Apenas han pasado 24 horas desde que me separé de mi pluma y de mi cuaderno y empecé a sentir como si me faltara el aire. Lo que los toxicómanos llaman el síndrome de abstinencia.

¿Cómo superar el mono? Como hacen ellos, consumiendo una nueva dosis.

Entré en la primera papelería que vi abierta. Compré la pluma que me despacharon. La dependienta puso cara de esta tía está como las maracas de Machín cuando le pedí cartuchos de tinta roja o verde, pero como esa expresión ya me la conozco me importó un carajo. Tal era la ansiedad que sentía que adquirí los azules, por una vez podía saltarme una de mis manías. El cuaderno tenía unas tapas horribles, el papel era bastísimo, pero si a mí me servía para escribir lo demás no era importante en ese momento.

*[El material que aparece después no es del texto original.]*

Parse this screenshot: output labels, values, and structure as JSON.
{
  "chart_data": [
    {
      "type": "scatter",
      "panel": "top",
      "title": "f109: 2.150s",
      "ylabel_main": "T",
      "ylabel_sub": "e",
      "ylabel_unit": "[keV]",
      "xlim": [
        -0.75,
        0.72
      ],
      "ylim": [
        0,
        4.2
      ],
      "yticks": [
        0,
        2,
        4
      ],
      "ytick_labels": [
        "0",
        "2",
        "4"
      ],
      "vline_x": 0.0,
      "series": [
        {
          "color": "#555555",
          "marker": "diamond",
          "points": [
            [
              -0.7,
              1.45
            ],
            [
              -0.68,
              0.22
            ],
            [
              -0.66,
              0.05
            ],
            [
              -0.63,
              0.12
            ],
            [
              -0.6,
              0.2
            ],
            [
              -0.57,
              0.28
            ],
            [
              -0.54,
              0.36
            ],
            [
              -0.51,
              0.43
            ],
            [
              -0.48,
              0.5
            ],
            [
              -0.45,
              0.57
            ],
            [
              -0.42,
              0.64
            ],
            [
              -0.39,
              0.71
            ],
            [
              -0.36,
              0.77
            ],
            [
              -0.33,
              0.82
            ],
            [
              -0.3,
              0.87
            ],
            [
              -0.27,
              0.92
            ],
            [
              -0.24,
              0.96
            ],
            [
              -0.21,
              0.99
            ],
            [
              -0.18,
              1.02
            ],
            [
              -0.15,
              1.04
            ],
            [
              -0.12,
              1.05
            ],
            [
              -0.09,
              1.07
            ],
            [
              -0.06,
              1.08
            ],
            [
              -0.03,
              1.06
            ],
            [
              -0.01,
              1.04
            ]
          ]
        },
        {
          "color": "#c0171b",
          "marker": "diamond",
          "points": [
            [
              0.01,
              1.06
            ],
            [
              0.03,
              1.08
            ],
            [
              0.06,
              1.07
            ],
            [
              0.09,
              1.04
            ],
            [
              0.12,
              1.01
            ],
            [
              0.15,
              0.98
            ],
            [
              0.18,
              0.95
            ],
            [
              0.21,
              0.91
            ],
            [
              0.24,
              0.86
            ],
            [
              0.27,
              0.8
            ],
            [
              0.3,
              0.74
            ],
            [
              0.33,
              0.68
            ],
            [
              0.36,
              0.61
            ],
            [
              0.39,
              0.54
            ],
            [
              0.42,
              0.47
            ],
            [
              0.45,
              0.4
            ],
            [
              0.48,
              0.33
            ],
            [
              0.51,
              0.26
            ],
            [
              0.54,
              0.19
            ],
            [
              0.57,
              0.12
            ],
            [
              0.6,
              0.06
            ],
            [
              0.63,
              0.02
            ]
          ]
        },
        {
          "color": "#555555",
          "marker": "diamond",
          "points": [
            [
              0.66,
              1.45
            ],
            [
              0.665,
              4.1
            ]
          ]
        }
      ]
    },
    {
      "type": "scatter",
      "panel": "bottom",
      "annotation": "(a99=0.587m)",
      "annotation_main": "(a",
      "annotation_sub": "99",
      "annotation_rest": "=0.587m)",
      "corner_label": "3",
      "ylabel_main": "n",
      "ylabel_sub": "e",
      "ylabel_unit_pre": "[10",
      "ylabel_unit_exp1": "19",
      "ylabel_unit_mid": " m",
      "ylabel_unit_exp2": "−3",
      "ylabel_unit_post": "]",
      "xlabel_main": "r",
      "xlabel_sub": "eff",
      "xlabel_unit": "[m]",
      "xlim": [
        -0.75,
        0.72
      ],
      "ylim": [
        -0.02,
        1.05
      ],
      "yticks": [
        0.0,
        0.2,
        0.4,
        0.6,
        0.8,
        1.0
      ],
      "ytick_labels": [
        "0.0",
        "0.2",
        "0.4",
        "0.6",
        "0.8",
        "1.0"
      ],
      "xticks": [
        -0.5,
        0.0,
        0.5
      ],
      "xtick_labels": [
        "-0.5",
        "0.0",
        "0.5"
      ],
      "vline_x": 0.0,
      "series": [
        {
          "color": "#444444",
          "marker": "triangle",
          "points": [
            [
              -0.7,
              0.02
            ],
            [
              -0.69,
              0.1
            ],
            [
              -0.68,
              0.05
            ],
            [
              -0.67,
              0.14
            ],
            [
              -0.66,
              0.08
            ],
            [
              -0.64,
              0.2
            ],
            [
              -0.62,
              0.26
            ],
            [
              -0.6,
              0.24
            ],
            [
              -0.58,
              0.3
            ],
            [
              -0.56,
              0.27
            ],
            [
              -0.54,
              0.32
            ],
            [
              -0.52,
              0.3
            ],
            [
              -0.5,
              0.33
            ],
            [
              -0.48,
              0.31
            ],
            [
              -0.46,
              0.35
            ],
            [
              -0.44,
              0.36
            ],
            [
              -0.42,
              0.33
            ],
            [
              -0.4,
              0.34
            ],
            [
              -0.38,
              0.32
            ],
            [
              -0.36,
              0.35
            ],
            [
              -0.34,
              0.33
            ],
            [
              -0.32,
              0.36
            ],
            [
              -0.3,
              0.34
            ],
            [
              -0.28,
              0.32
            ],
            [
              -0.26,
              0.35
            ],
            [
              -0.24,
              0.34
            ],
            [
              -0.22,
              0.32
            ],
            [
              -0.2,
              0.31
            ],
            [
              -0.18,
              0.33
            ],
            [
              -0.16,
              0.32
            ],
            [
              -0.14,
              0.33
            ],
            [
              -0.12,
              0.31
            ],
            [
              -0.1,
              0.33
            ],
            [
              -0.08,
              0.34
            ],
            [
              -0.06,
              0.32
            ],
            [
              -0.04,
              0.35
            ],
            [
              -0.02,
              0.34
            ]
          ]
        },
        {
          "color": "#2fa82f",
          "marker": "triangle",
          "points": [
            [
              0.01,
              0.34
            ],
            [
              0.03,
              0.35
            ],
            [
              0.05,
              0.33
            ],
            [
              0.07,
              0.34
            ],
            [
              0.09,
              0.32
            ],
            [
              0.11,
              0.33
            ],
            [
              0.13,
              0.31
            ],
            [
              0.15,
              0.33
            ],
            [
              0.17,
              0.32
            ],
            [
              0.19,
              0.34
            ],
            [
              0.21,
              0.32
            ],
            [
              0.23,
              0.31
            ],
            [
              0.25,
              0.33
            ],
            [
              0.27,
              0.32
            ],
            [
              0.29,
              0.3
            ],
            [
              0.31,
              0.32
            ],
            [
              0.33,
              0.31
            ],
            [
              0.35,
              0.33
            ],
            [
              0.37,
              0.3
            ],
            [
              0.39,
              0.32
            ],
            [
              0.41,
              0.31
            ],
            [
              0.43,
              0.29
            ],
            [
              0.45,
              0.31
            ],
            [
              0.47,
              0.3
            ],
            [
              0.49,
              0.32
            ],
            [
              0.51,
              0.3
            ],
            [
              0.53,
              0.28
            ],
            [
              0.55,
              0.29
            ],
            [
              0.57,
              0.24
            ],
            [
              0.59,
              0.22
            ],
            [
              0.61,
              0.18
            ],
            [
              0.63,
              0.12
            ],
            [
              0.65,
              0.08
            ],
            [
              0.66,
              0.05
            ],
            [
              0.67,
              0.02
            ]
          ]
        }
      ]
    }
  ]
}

Salí de allí como si me hubiera metido un chute de heroína de la más pura.

Me senté en el primer banco de la acera que encontré. Y me puse a escribir el siguiente relato:

‹‹Anoche mientras dormía ellas habían intentado asesinarme. Jamás imaginé que se unieran en mi contra, pero me lo tenía merecido porque yo las había traicionado. Les había vuelto la espalda sin que ellas me hubieran hecho nada. Francamente, me merecía que hubieran querido quitarme de en medio. La verdad es que no lograron su objetivo porque su intención nunca fue esa, sólo querían asustarme, a fe que lo lograron.

Esta mañana temprano, cuando apenas había amanecido, salí de casa. Corrí por el parque de las Siete Tetas, como si estuviera haciendo running cuando mi pretensión en lugar de hacer ejercicio físico era dejar pasar el tiempo. Necesitaba que dieran las nueve. Que abriera el centro comercial para comprar una pluma, cartuchos con tinta roja o verde y un cuaderno.

Allí no había plumas. ¡No podía ser, un centro comercial con tanto  renombre y no tenían una miserable pluma!

La ansiedad me invadía por completo.

Salí a la calle en busca de una papelería.

Recorrí la avenida de la Albufera en dirección Puente de Vallecas. Mi mente me hacía recordar que había un par de librerías. La primera que me salió al paso no abría hasta las 9:30, aún faltaban 30 minutos. Seguí caminando porque no podía esperar. Acera arriba, acera abajo, por la dichosa avenida. La primera papelería que abriera sería la afortunada. El cierre de una de ellas se levantó puntual a la hora establecida. Entré. Adquirí lo que necesitaba para parar mi ansiedad.

Escribí, sentada en un banco de la misma acera este relato para poder volver a casa y que las musas me perdonasen.››

Ahora comprendo que nunca dejaré de ser escritora, porque escribir para mí es una droga y no, no estoy dispuesta a pasar por otro síndrome de abstinencia.